ヴィンテージの見分け方 — バックスタンプ(刻印)ガイド

- 1874〜1930年頃:素地への型押し(インプレスト)が主流。1878年以降はフィンランドの紋章入りカラーマークも併用。
- 1932〜1949年:クルト・エクホルムがデザインした「パイプスタンプ」。工場に導入された122mのトンネル窯を表現したデザイン。
- 1949年〜現在:カイ・フランクがデザインしたクラウンマーク(王冠)。月桂樹の輪を逆さにして王冠に見立てた斬新なデザイン。1964年、1971年、1975年、1981年、2014年に更新。
- 生産年の読み方:1940年代以降は月→年の順で数字が刻印。2等品にはローマ数字IIや色付きドットが付されます。

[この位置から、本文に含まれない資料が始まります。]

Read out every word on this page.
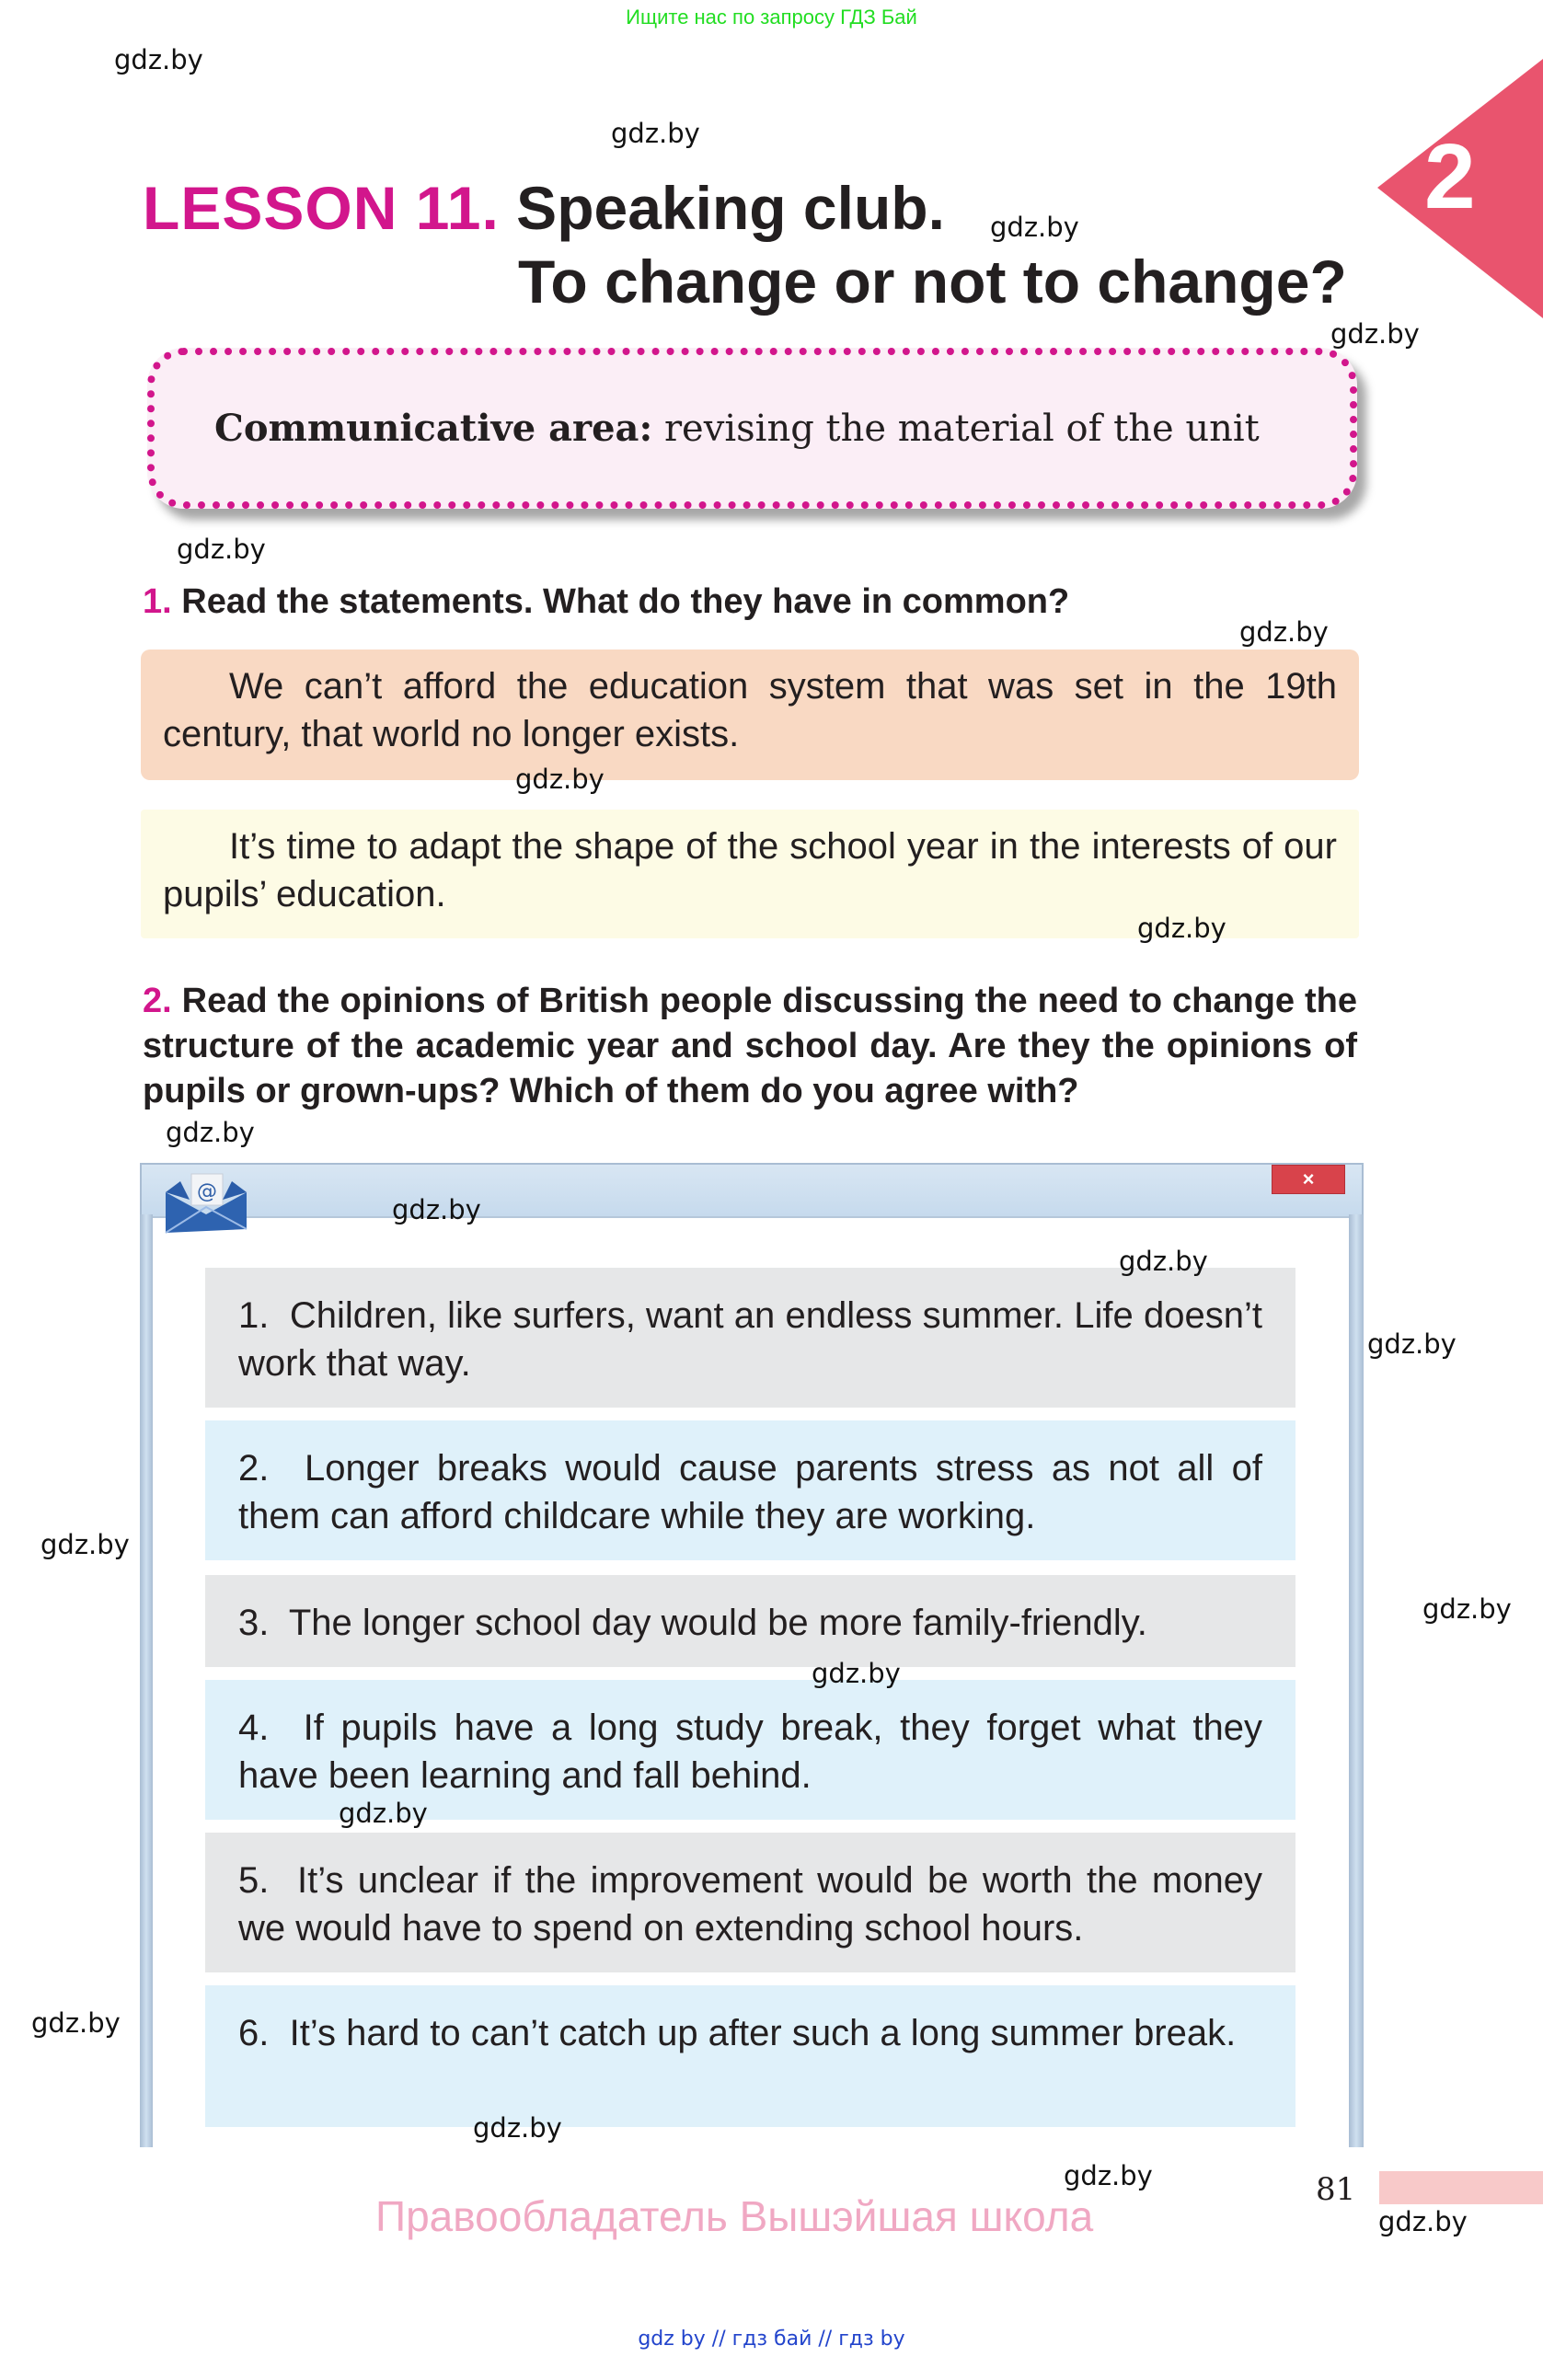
Ищите нас по запросу ГДЗ Бай
2
LESSON 11. Speaking club.
To change or not to change?
Communicative area: revising the material of the unit
1. Read the statements. What do they have in common?
We can’t afford the education system that was set in the 19th century, that world no longer exists.
It’s time to adapt the shape of the school year in the interests of our pupils’ education.
2. Read the opinions of British people discussing the need to change the structure of the academic year and school day. Are they the opinions of pupils or grown-ups? Which of them do you agree with?
@
×
1. Children, like surfers, want an endless summer. Life doesn’t work that way.
2. Longer breaks would cause parents stress as not all of them can afford childcare while they are working.
3. The longer school day would be more family-friendly.
4. If pupils have a long study break, they forget what they have been learning and fall behind.
5. It’s unclear if the improvement would be worth the money we would have to spend on extending school hours.
6. It’s hard to can’t catch up after such a long summer break.
gdz.by
gdz.by
gdz.by
gdz.by
gdz.by
gdz.by
gdz.by
gdz.by
gdz.by
gdz.by
gdz.by
gdz.by
gdz.by
gdz.by
gdz.by
gdz.by
gdz.by
gdz.by
gdz.by
gdz.by
81
Правообладатель Вышэйшая школа
gdz by // гдз бай // гдз by
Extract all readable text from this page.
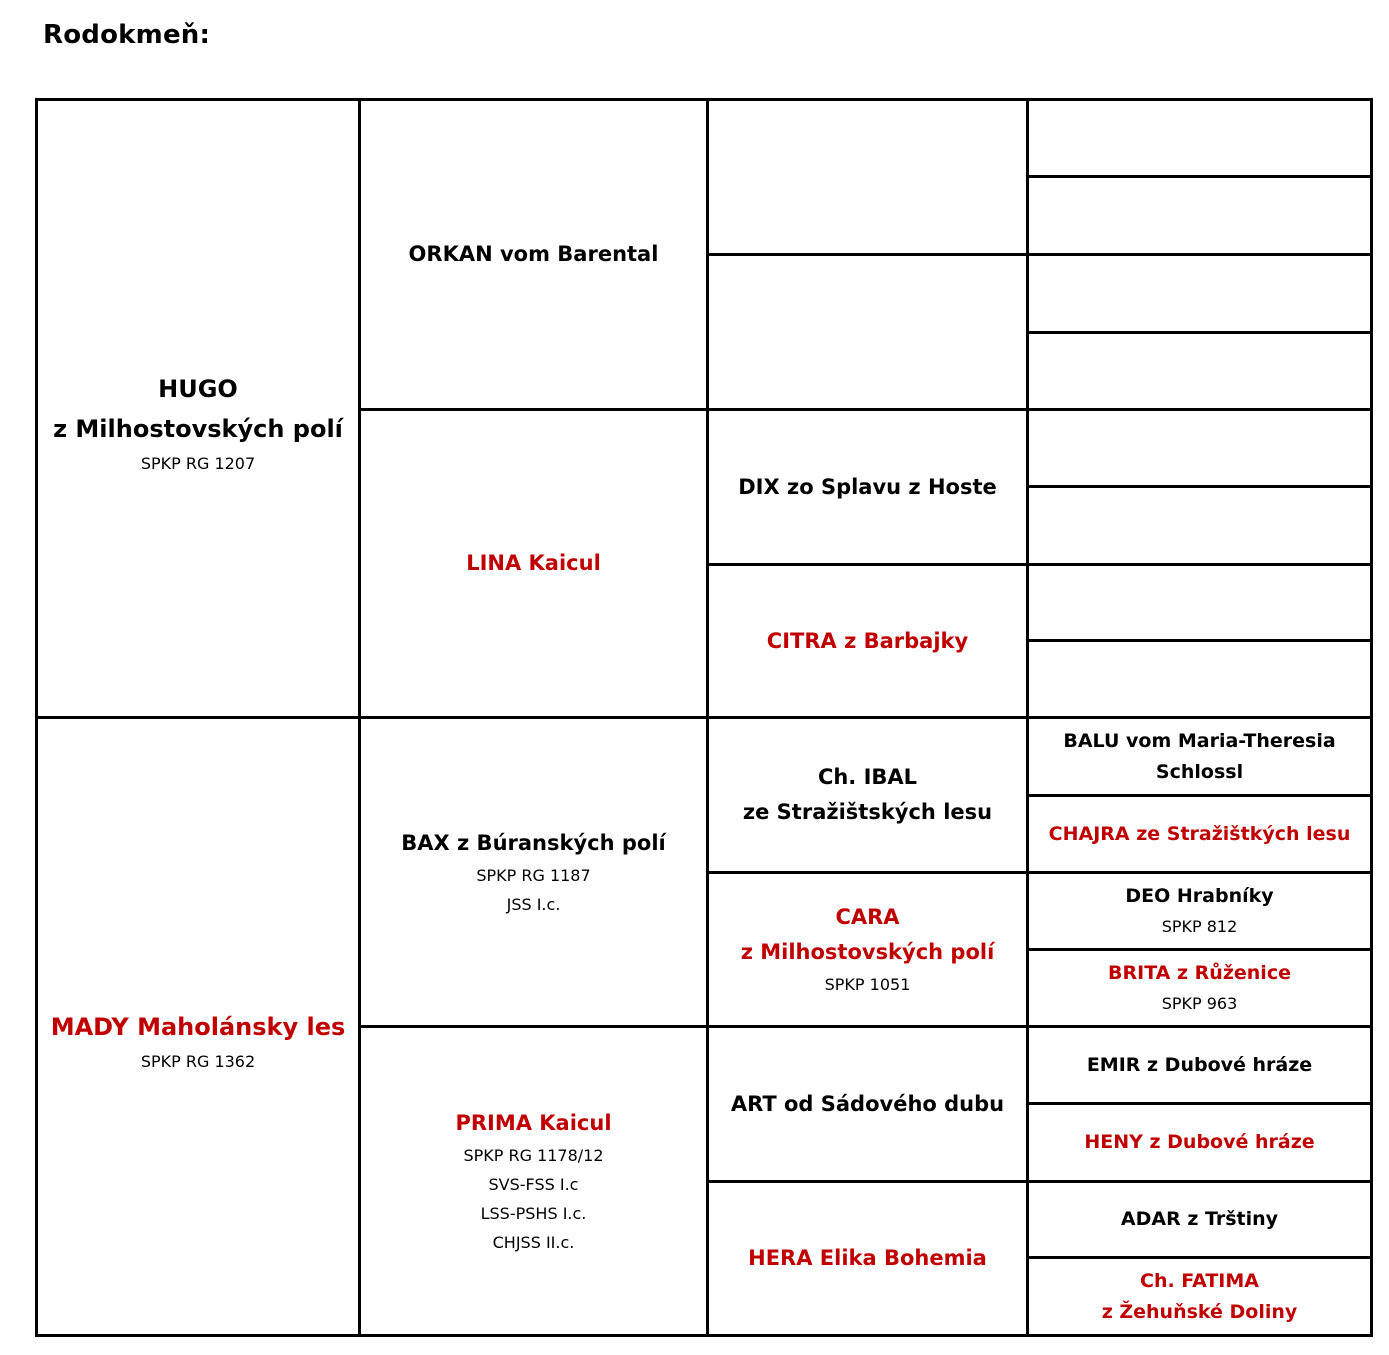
Rodokmeň:
HUGO
z Milhostovských polí
SPKP RG 1207
MADY Maholánsky les
SPKP RG 1362
ORKAN vom Barental
LINA Kaicul
BAX z Búranských polí
SPKP RG 1187
JSS I.c.
PRIMA Kaicul
SPKP RG 1178/12
SVS-FSS I.c
LSS-PSHS I.c.
CHJSS II.c.
DIX zo Splavu z Hoste
CITRA z Barbajky
Ch. IBAL
ze Stražištských lesu
CARA
z Milhostovských polí
SPKP 1051
ART od Sádového dubu
HERA Elika Bohemia
BALU vom Maria-Theresia
Schlossl
CHAJRA ze Stražištkých lesu
DEO Hrabníky
SPKP 812
BRITA z Růženice
SPKP 963
EMIR z Dubové hráze
HENY z Dubové hráze
ADAR z Trštiny
Ch. FATIMA
z Žehuňské Doliny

- 2016年以降:ヘルシンキ工場は2016年3月に閉鎖され、現在はタイとルーマニアで生産。ヴィンテージ品はすべてフィンランド製で、「MADE IN FINLAND」の刻印があります。
■詳細スペック
- メーカー:ARABIA / アラビア
- パターンデザイン:Raija Uosikkinen / ライヤ・ウオシッキネン
- シリーズ名:Koralli / コラーリ
- 年代:1983〜1987年
- 生産国:フィンランド
- サイズ:直径10cm 横幅12.5cm(取っ手含む)ソーサー直径16cm
■コンディション:訳あり
ソーサーは光に透かすとわずかにスレが見られますが、カップはデッドストック品に近い極美品のコンディションとなります。カップの内部底に釉薬が不足している箇所が見られます。当時の検品体制を通過し出荷されたものとなります。使用上の問題はありませんが、訳あり品としてオトクな価格でのご提供です。